Agrimonolide mitigated DSS-induced colitis by modulating the balance between Treg and Th17 cells through the suppression of the Notch and JAK2/STAT3 signaling pathways.

ABSTRACT

Purpose: The objective of this study was to investigate the effects of agrimonolide (AM) on mice with dextran sulfate sodium (DSS)-induced colitis and elucidate its protective mechanisms. Methods: A 3 % DSS solution was used to induce colitis, and intragastric administration of AM at doses of 25 and 50 mg/kg was performed.

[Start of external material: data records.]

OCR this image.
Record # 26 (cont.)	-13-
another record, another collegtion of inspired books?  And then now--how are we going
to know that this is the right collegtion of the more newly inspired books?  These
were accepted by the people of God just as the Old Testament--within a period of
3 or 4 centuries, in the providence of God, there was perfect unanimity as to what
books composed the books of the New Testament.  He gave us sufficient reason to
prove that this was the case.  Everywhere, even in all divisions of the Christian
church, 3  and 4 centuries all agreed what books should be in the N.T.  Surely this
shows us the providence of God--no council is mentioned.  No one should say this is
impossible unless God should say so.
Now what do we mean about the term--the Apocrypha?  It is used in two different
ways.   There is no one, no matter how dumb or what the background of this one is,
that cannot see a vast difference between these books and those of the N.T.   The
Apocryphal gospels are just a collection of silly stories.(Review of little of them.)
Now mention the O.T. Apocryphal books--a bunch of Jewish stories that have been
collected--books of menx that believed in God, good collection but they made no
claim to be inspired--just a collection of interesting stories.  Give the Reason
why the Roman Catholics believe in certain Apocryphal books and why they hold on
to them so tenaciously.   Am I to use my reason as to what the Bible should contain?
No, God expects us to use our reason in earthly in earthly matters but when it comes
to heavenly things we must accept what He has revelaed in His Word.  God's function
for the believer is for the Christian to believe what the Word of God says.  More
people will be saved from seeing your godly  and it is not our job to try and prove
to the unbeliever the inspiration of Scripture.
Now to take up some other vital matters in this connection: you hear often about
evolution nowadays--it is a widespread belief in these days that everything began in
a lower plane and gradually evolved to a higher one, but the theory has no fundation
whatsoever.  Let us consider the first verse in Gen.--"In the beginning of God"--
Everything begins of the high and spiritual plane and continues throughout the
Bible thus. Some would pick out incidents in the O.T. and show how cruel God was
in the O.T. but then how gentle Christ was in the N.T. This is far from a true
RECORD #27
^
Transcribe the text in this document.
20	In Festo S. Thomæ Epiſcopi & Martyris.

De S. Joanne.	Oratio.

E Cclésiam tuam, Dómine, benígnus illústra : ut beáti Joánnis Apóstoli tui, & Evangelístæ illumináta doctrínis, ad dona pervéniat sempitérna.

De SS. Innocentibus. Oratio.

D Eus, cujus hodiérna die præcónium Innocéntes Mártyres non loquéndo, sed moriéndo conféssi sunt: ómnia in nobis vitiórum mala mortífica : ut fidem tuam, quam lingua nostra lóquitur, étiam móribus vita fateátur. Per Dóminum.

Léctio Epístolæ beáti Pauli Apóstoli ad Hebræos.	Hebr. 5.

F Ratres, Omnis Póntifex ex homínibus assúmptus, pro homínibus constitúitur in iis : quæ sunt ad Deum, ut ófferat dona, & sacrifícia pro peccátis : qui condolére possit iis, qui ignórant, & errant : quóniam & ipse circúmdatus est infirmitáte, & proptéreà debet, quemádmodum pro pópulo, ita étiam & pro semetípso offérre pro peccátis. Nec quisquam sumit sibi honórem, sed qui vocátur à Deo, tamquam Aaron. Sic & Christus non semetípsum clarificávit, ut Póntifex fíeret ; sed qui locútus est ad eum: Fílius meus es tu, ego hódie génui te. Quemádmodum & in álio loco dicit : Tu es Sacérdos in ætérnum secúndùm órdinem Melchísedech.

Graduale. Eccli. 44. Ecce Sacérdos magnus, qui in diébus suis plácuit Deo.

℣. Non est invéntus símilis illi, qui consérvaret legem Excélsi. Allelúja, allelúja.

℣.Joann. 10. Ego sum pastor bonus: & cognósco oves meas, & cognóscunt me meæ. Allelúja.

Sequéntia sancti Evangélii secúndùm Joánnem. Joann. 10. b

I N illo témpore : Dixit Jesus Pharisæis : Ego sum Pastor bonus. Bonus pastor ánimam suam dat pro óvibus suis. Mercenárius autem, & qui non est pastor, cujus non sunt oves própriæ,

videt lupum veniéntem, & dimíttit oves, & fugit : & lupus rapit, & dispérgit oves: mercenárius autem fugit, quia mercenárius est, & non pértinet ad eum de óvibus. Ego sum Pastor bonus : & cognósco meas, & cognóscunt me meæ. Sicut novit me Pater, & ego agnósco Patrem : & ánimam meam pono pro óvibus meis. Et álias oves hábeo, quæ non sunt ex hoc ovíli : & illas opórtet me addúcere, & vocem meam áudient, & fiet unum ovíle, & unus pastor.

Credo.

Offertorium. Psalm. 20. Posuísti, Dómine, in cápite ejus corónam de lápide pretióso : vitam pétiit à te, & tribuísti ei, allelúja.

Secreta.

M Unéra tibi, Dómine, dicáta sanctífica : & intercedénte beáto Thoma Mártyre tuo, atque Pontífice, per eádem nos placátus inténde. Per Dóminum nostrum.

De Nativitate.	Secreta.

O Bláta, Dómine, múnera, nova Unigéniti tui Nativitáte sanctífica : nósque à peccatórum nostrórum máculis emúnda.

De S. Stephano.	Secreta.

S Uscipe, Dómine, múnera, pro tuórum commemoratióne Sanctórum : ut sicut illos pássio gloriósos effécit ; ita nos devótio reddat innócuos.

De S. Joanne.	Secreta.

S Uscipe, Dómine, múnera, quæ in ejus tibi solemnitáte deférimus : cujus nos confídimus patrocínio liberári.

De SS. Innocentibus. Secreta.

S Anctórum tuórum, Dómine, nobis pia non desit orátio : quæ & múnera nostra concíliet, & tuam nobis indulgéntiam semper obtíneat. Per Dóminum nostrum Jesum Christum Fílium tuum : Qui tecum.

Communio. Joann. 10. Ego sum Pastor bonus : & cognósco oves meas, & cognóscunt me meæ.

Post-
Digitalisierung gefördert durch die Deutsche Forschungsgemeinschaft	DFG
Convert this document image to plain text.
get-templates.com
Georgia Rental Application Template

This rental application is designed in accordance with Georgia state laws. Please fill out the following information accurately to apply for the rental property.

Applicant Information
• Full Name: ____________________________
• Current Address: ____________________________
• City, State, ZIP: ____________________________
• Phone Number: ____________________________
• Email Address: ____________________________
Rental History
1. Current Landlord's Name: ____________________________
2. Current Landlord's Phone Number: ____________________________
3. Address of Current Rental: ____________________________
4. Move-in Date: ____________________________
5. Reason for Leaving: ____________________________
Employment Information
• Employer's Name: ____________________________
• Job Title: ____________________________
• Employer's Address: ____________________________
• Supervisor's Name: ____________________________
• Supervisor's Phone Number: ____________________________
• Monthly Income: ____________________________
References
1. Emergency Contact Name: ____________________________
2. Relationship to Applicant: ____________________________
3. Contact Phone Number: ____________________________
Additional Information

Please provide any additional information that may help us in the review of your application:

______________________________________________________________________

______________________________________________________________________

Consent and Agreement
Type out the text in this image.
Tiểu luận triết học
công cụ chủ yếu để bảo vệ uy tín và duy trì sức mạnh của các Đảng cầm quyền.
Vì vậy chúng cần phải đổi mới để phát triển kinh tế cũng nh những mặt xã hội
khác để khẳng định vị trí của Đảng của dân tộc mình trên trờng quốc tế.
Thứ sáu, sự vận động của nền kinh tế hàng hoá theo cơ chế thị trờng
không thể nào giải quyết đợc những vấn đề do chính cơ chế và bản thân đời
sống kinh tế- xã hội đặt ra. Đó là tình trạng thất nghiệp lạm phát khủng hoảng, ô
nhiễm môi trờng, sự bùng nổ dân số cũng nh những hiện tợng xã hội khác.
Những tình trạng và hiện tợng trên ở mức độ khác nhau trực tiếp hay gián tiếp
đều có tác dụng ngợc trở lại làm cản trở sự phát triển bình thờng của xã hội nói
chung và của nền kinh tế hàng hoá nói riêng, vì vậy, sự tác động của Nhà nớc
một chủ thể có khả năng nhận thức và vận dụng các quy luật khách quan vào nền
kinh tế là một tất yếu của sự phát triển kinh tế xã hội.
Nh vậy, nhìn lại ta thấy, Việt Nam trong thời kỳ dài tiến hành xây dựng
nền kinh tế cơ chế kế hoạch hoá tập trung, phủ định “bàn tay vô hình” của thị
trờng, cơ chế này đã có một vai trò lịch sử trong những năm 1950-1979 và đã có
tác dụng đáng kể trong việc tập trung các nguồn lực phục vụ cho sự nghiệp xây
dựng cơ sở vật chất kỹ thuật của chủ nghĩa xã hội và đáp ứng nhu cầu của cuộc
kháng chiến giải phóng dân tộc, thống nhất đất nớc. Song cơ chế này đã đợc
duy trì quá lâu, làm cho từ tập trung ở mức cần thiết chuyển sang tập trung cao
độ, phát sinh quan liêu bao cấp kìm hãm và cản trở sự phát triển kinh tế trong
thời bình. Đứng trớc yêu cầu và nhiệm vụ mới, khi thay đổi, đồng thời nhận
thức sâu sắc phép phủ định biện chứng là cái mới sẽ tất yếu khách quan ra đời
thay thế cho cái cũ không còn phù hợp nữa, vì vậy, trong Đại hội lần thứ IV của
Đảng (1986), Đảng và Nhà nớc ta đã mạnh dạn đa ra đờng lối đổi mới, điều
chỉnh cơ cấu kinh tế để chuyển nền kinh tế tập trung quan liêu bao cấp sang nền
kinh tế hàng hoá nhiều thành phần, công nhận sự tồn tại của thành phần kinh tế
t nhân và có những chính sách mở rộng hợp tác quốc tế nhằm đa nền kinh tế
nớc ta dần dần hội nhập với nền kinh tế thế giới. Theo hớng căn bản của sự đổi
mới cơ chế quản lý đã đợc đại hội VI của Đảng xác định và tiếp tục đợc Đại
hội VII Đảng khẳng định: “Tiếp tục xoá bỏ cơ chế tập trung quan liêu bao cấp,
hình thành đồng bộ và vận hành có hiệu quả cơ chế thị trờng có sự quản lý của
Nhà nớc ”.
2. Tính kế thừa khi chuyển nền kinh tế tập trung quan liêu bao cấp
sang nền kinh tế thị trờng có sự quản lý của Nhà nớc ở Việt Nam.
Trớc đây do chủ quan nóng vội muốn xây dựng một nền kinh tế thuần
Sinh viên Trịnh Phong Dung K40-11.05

A comprehensive assessment was conducted to evaluate inflammatory responses and mucosal integrity in the colon. Inflammatory factors were quantified using enzyme-linked immunosorbent assay (ELISA). The proportions of T helper cell 17 (Th17) and regulatory T cells (Treg) cells in mesenteric lymph nodes (MLNs) was analyzed through RT-qPCR and flow cytometry. Proteins associated with the Notch and JAK2/STAT3 pathways were examined via RT-qPCR, western blotting, and immunofluorescence. Additionally, the impact of AM on Treg and Th17 cell differentiation was investigated in vitro. Results: Pre-treatment with AM significantly alleviated colon inflammation in mice, as evidenced by reduced body weight loss, shorter colon length, lower disease activity index (DAI) score, and decreased myeloperoxidase (MPO) content. Notably, AM pre-treatment attenuated the production of pro-inflammatory cytokines, including interleukin (IL)-1ß, tumor necrosis factor (TNF)-α, and IL-6, in mice with DSS-induced colitis. Additionally, AM pre-treatment significantly enhanced the expression of tight junction proteins (Occludin and ZO-1), thereby preserving gut barrier function. Moreover, we observed that AM administration decreased the ratio of Th17 cells while increasing the frequency of colonic Treg cells, thus modulating the Th17/Treg balance both in vivo and in vitro. Furthermore, in the AM-treated group, the expression of Notch-1, Jagged1, delta like 4 (DLL4), phospho-janus kinases 2 (p-JAK2)/JAK2, and p-signal transducer and activator of transcription 3 (STAT3)/STAT3 in colonic tissue was reduced compared to the DSS group. Remarkably, the therapeutic effects of AM in colitis mice were blocked by a Notch activator. Conclusion: These findings underscore the effectiveness of AM in alleviating symptoms and pathological damage in DSS-induced colitis mice by rebalancing Th17/Treg cell homeostasis through modulation of the Notch and JAK2/STAT3 signaling pathways. These insights into AM's mechanisms of action offer potential avenues for novel therapeutic strategies.